While the points certainly look like latitude and longitudes, we need to explicitly assign a projection to the Dataframe before we can view it on a map. One way is to assign a coordinate reference system code, via EPSG … in this case, EPSG 4326.

Note the arguments to set_crs:

  1. epsg = 4326: Assign the specified CRS

  2. inplace = True: The gdf object is updated without the need to assign a new dataframe object

  3. allow_override = True: If a CRS had previously been applied, override with the EPSG value specified.

gdf.set_crs(epsg=4326, inplace=True, allow_override=True)
SEASON NAME ISO_TIME LAT LON USA_STATUS USA_WIND USA_PRES geometry
125903 2023 FRANKLIN 2023-08-18 06:00:00 11.6000 -53.5000 DB 15 POINT (-53.50000 11.60000)
125904 2023 FRANKLIN 2023-08-18 09:00:00 11.5900 -53.8225 DB 15 POINT (-53.82250 11.59000)
125905 2023 FRANKLIN 2023-08-18 12:00:00 11.6000 -54.2000 DB 15 POINT (-54.20000 11.60000)
125906 2023 FRANKLIN 2023-08-18 15:00:00 11.6425 -54.6700 DB 17 POINT (-54.67000 11.64250)
125907 2023 FRANKLIN 2023-08-18 18:00:00 11.7000 -55.2000 DB 20 1008 POINT (-55.20000 11.70000)
... ... ... ... ... ... ... ... ... ...
126015 2023 FRANKLIN 2023-09-01 06:00:00 37.4000 -57.9000 HU 70 983 POINT (-57.90000 37.40000)
126016 2023 FRANKLIN 2023-09-01 09:00:00 37.8122 -57.2549 HU 67 984 POINT (-57.25490 37.81220)
126017 2023 FRANKLIN 2023-09-01 12:00:00 38.2000 -56.6000 HU 65 985 POINT (-56.60000 38.20000)
126018 2023 FRANKLIN 2023-09-01 15:00:00 38.5994 -55.7943 HU 67 982 POINT (-55.79430 38.59940)
126019 2023 FRANKLIN 2023-09-01 18:00:00 39.0000 -54.9000 EX 70 979 POINT (-54.90000 39.00000)

117 rows × 9 columns

Now, let’s try the explore function again!

gdf.explore()
Make this Notebook Trusted to load map: File -> Trust Notebook

We can pan, zoom, and hover over each point … hovering shows the values of all the columns in the Dataframe.

Now, let’s select just one column from the Dataframe and explore once again.

gdf.explore(column='USA_WIND')
Make this Notebook Trusted to load map: File -> Trust Notebook

Notice that the values aren’t in numerical order … they’re being treated as strings. Let’s explicitly set the USA_WIND column to be an integer (a 16-bit size is fine).

gdf['USA_WIND'] = gdf['USA_WIND'].astype('int16')
gdf.explore('USA_WIND')
Make this Notebook Trusted to load map: File -> Trust Notebook

By default, passing in one column of numerical values will color-code each value!

Things to try

On your own, create Jupyter notebooks and do the following:

  1. Select another storm from the historical record and plot its track.

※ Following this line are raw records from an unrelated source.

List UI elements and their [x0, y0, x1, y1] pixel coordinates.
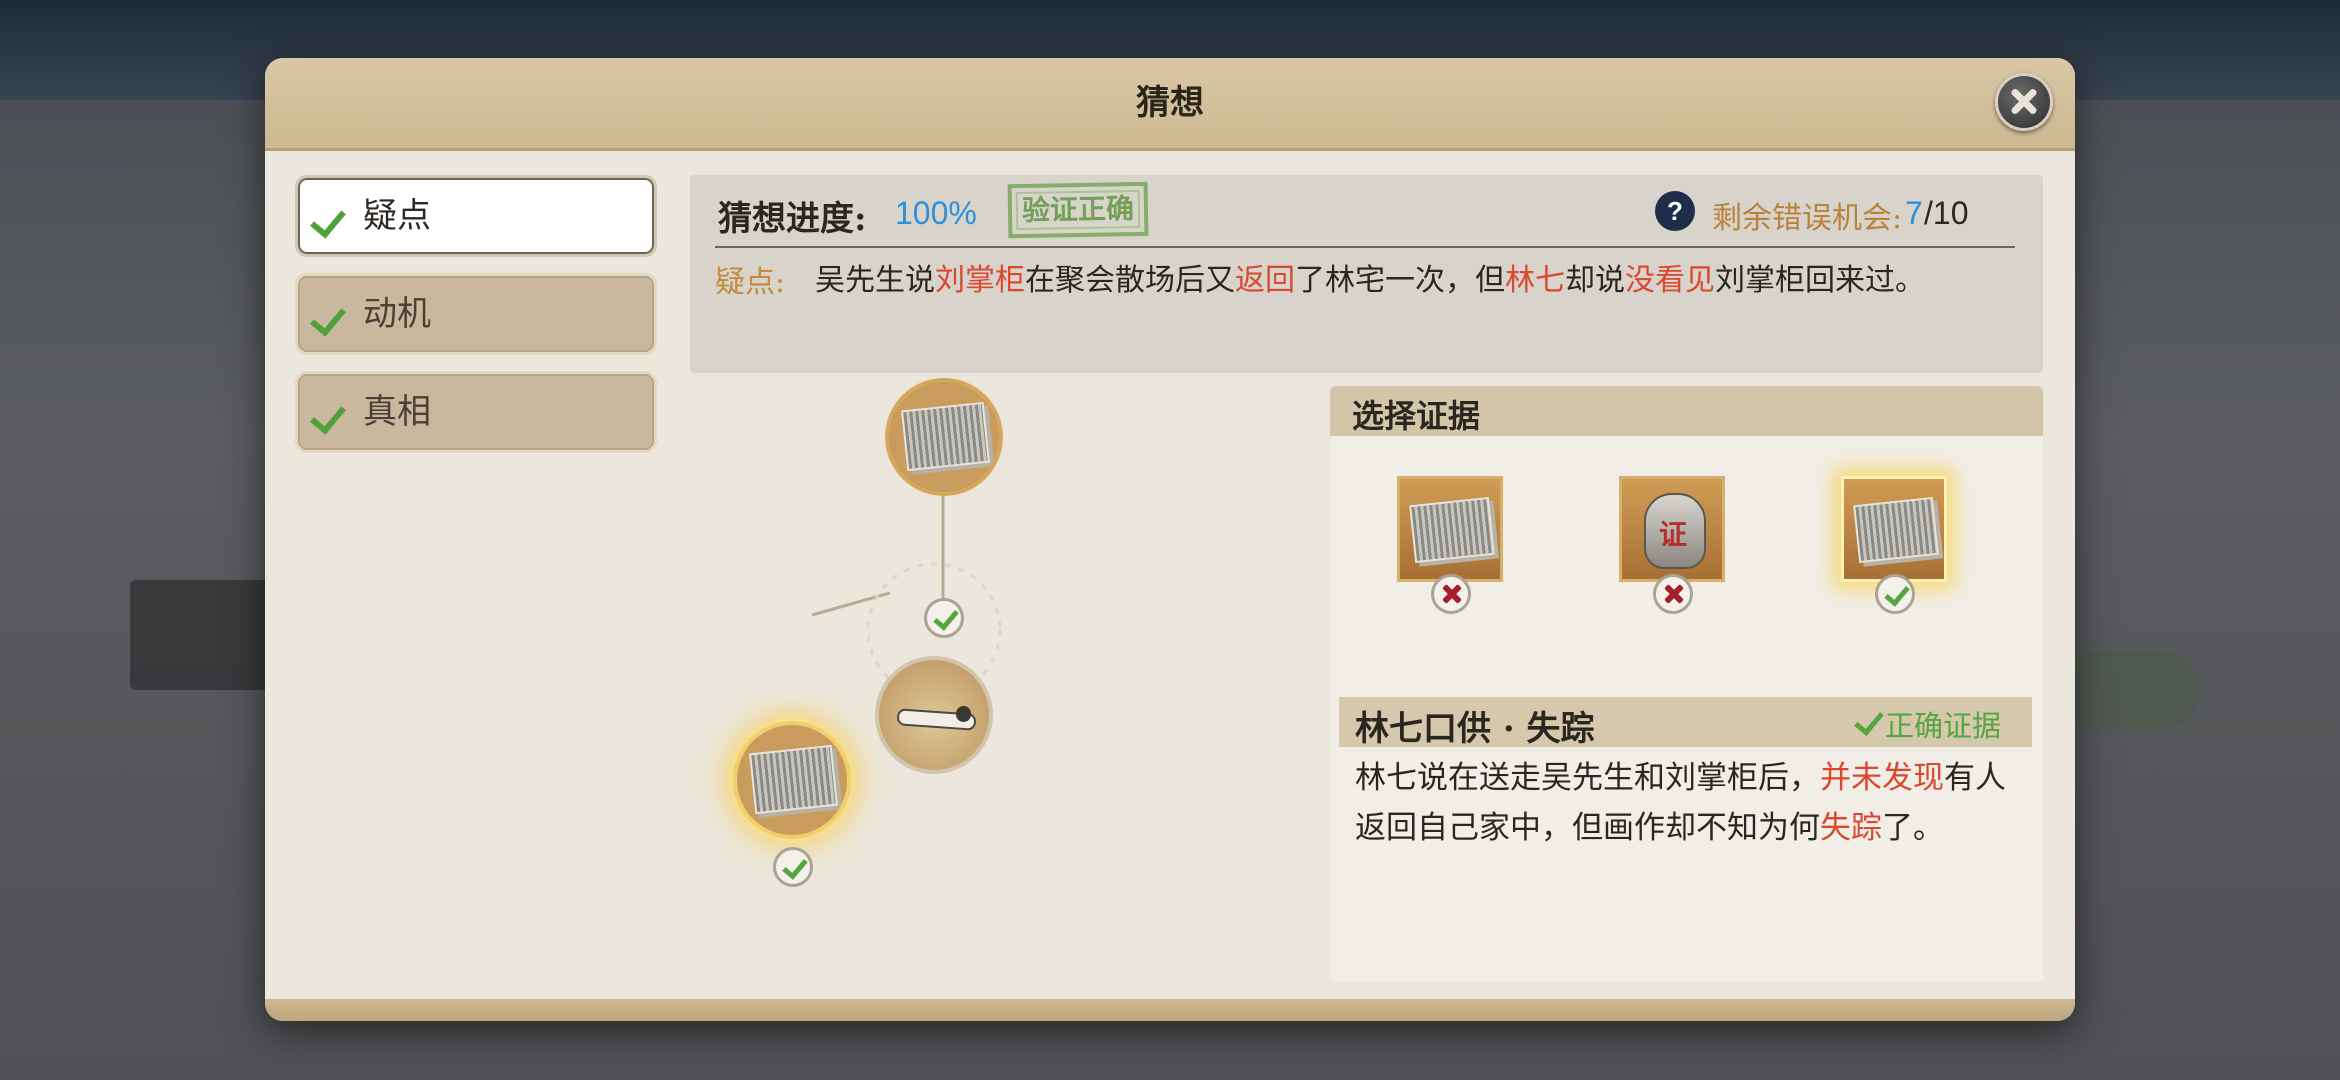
doubt-label: 疑点:	[715, 265, 786, 300]
scene-figure-head	[956, 706, 972, 722]
check-icon	[773, 847, 813, 887]
doubt-segment-highlight: 没看见	[1625, 263, 1715, 298]
evidence-item[interactable]: 证	[1619, 476, 1725, 582]
correct-evidence-label: 正确证据	[1885, 709, 2002, 743]
scroll-document-icon	[1853, 496, 1939, 564]
progress-label: 猜想进度:	[718, 199, 867, 239]
clue-graph	[690, 378, 1300, 908]
badge-char: 证	[1658, 518, 1687, 551]
check-icon	[310, 299, 346, 337]
evidence-header: 选择证据	[1330, 386, 2043, 436]
wrong-icon	[1653, 574, 1693, 614]
evidence-panel: 选择证据 证 林七口供 · 失踪 正确证据 林七说在送走吴先生和刘掌柜后，并未发…	[1330, 386, 2043, 982]
doubt-segment: 吴先生说	[815, 263, 935, 298]
wrong-icon	[1431, 574, 1471, 614]
doubt-segment-highlight: 林七	[1505, 263, 1565, 298]
tab-truth[interactable]: 真相	[295, 371, 657, 453]
scroll-document-icon	[749, 745, 839, 815]
doubt-segment: 却说	[1565, 263, 1625, 298]
clue-node-selected[interactable]	[733, 721, 851, 839]
tab-motive[interactable]: 动机	[295, 273, 657, 355]
check-icon	[1875, 574, 1915, 614]
chance-label: 剩余错误机会:	[1712, 201, 1903, 236]
clue-node-testimony[interactable]	[885, 378, 1003, 496]
divider	[715, 246, 2015, 248]
check-icon	[924, 598, 964, 638]
doubt-segment-highlight: 刘掌柜	[935, 263, 1025, 298]
evidence-item-selected[interactable]	[1841, 476, 1947, 582]
detail-segment-highlight: 失踪	[1820, 810, 1882, 846]
tab-label: 真相	[363, 392, 431, 432]
doubt-text: 吴先生说刘掌柜在聚会散场后又返回了林宅一次，但林七却说没看见刘掌柜回来过。	[815, 257, 2025, 305]
guess-dialog: 猜想 疑点 动机 真相 猜想进度: 100% 验证正确 ? 剩余错误机会: 7 …	[265, 58, 2075, 1021]
dialog-footer	[265, 999, 2075, 1021]
verified-stamp: 验证正确	[1007, 181, 1149, 239]
evidence-item[interactable]	[1397, 476, 1503, 582]
check-icon	[310, 201, 346, 239]
scroll-document-icon	[1409, 496, 1495, 564]
doubt-segment: 在聚会散场后又	[1025, 263, 1235, 298]
clue-node-scene[interactable]	[875, 656, 993, 774]
evidence-header-label: 选择证据	[1352, 397, 1481, 435]
dialog-title: 猜想	[1136, 83, 1204, 123]
close-icon[interactable]	[1995, 73, 2053, 131]
evidence-description: 林七说在送走吴先生和刘掌柜后，并未发现有人返回自己家中，但画作却不知为何失踪了。	[1355, 753, 2020, 853]
check-icon	[1854, 705, 1884, 736]
chance-remaining: 7	[1905, 195, 1923, 231]
detail-segment: 林七说在送走吴先生和刘掌柜后，	[1355, 760, 1820, 796]
evidence-detail-bar: 林七口供 · 失踪 正确证据	[1339, 697, 2032, 749]
info-panel: 猜想进度: 100% 验证正确 ? 剩余错误机会: 7 /10 疑点: 吴先生说…	[690, 175, 2043, 373]
detail-segment: 了。	[1882, 810, 1944, 846]
evidence-title: 林七口供 · 失踪	[1355, 709, 1595, 749]
help-icon[interactable]: ?	[1655, 191, 1695, 231]
tab-label: 动机	[363, 294, 431, 334]
chance-total: /10	[1924, 195, 1969, 231]
tab-label: 疑点	[363, 196, 431, 236]
background-object	[2060, 650, 2200, 730]
check-icon	[310, 397, 346, 435]
doubt-segment: 了林宅一次，但	[1295, 263, 1505, 298]
doubt-segment: 刘掌柜回来过。	[1715, 263, 1925, 298]
scroll-document-icon	[901, 402, 991, 472]
doubt-segment-highlight: 返回	[1235, 263, 1295, 298]
detail-segment-highlight: 并未发现	[1820, 760, 1944, 796]
progress-value: 100%	[895, 195, 977, 231]
tab-doubt[interactable]: 疑点	[295, 175, 657, 257]
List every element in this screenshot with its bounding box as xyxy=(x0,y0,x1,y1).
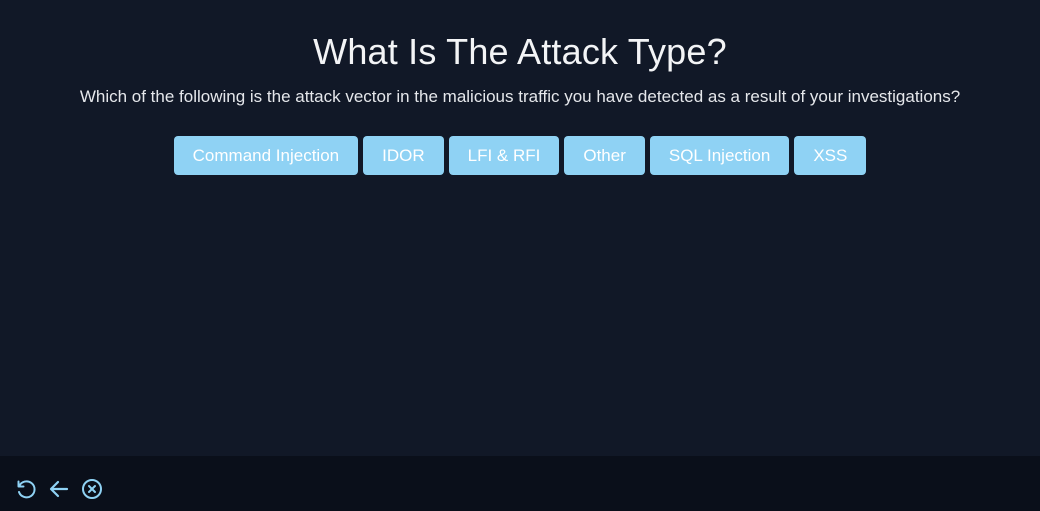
back-arrow-icon xyxy=(49,480,69,498)
option-sql-injection-button[interactable]: SQL Injection xyxy=(649,136,790,175)
option-lfi-rfi-button[interactable]: LFI & RFI xyxy=(448,136,560,175)
option-xss-button[interactable]: XSS xyxy=(794,136,867,175)
quiz-title: What Is The Attack Type? xyxy=(313,31,727,72)
close-button[interactable] xyxy=(80,477,104,501)
refresh-button[interactable] xyxy=(14,477,38,501)
quiz-panel: What Is The Attack Type? Which of the fo… xyxy=(0,0,1040,456)
option-idor-button[interactable]: IDOR xyxy=(363,136,444,175)
option-other-button[interactable]: Other xyxy=(564,136,645,175)
back-button[interactable] xyxy=(47,477,71,501)
close-circle-icon xyxy=(82,479,102,499)
quiz-question: Which of the following is the attack vec… xyxy=(79,87,961,106)
bottom-control-bar xyxy=(0,456,1040,511)
option-command-injection-button[interactable]: Command Injection xyxy=(173,136,359,175)
footer-controls xyxy=(14,477,104,501)
answer-options: Command Injection IDOR LFI & RFI Other S… xyxy=(0,136,1040,175)
refresh-icon xyxy=(17,480,36,499)
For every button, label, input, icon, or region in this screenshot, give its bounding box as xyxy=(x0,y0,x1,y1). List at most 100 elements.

  2. Instead of just one specific named storm, create a Dataframe including all storms from a particular year … or multiple years. Then plot the tracks of all storms from that year. Can you find a way to clearly show what track goes with each storm?

  3. Examine the Geopandas website and experiment with different visualizations, either from the iBTrACS database or another dataset of interest to you.